His Grandma Catherine and Grandpa John helped raise Justin. Ever since his mother died when he was 8, so Grandma’s house at 6404 was home. She died in April of 2020.

“Before that, I was just kind of making things I wanted to,” he said. “All that grief sort of centralized things in a way.”

“He’s made some pretty powerful work,” Justin’s visual arts teacher Jamie Bennati said.”I think people can connect to who might be going thru things as well.”

He lost his Grandpa four months later.

“The day we buried my Grandma and my Grandpa there were cardinals in the backyard,” Justin said while smiling. ”It was a way of like oh they’re here with us still.”

He was awarded a Gold Key for his textile self-portrait.

“I guess it was made when I was processing my grief,” Justin acknowledges.

The textures all have meaning. The material often holds emotional value. His mother of Mexican descent never learned Spanish and always wanted to be a teacher. Justin wants to teach Spanish someday.

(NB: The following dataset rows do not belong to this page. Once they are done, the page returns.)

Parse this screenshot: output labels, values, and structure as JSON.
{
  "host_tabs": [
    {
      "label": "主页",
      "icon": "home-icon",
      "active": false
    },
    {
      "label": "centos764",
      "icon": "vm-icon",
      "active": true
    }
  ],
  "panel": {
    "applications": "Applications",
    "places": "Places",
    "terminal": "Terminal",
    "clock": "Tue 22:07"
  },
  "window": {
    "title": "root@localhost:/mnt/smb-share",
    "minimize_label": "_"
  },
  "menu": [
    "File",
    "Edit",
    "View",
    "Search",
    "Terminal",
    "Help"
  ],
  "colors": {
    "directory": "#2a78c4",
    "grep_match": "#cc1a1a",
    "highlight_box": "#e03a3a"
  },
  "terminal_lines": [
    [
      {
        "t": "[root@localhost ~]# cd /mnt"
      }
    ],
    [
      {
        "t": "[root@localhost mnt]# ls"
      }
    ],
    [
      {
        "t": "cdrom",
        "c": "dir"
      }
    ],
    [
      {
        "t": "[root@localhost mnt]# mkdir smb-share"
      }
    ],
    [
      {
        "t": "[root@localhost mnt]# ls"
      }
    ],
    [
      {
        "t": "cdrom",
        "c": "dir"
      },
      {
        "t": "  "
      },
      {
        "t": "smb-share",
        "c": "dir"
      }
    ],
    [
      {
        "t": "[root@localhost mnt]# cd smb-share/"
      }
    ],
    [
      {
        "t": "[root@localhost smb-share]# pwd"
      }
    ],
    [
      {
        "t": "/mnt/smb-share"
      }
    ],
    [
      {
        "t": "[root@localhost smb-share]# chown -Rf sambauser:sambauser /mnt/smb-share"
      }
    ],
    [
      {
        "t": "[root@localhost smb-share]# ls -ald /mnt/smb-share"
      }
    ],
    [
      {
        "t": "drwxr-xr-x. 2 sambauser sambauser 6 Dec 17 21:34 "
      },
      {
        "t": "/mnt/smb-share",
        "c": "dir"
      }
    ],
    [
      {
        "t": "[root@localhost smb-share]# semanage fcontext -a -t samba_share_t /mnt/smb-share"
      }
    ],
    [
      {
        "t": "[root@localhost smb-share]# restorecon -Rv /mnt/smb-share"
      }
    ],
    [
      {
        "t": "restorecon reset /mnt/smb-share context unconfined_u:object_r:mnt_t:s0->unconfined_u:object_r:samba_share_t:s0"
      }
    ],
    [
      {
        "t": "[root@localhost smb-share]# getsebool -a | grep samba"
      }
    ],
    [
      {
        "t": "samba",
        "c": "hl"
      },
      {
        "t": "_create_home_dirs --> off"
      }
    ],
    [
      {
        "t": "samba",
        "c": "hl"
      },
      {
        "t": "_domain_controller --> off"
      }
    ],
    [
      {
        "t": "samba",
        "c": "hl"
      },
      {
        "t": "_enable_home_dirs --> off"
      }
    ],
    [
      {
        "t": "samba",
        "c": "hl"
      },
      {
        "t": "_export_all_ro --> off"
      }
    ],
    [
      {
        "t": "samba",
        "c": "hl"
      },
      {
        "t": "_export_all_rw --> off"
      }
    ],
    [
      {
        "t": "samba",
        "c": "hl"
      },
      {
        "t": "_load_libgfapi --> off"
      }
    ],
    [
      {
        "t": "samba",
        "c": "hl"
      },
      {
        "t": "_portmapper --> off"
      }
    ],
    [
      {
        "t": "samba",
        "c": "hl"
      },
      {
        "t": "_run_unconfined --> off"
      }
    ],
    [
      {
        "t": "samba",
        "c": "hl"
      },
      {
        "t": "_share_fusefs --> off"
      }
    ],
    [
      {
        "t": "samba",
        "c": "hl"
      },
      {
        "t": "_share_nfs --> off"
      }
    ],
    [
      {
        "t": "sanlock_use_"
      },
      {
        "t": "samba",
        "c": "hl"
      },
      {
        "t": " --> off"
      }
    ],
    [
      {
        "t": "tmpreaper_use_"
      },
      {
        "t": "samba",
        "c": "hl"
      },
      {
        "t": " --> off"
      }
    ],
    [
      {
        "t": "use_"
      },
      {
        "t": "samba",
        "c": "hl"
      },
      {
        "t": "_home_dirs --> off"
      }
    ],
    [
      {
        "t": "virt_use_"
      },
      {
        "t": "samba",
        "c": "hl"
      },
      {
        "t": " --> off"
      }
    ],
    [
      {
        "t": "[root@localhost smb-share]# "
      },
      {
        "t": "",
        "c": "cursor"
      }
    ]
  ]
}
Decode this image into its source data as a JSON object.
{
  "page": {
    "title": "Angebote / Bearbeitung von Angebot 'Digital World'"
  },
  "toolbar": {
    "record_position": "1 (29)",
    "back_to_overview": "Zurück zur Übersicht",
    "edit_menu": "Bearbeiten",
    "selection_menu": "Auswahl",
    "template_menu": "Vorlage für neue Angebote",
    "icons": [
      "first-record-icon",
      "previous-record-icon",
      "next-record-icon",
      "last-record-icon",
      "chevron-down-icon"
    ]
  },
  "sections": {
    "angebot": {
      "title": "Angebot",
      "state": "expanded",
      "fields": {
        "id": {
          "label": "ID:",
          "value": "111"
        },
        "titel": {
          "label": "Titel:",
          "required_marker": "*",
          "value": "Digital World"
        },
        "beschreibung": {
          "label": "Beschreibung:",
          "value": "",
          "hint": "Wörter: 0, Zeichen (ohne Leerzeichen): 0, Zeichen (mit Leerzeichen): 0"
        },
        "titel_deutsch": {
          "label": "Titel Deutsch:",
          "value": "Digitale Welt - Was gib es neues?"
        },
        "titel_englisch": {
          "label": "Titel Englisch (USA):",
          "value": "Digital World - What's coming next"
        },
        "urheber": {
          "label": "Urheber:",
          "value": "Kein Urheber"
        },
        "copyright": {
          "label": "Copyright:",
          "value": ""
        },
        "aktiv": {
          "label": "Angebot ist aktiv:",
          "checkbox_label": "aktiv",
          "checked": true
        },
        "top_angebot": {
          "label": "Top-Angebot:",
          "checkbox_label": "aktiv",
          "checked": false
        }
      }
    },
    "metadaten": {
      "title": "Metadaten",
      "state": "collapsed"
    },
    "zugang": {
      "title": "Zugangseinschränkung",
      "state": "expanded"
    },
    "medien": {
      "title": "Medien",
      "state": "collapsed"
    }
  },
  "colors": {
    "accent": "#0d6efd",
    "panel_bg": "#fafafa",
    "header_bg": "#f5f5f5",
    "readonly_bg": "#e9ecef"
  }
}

“Grief doesn’t have to be someone dying grief can be losing a friend,” Justin said. “Grief can be like finding out you’re not going back to school for the rest of the year, grief can be like getting a rejection from something you really wanted to do.”

Art will always be a part helping him find the bloom.

“I’m excited for him,” his teacher said. “You think we’re not done hearing from him?” I asked. “No, I don’t think so.”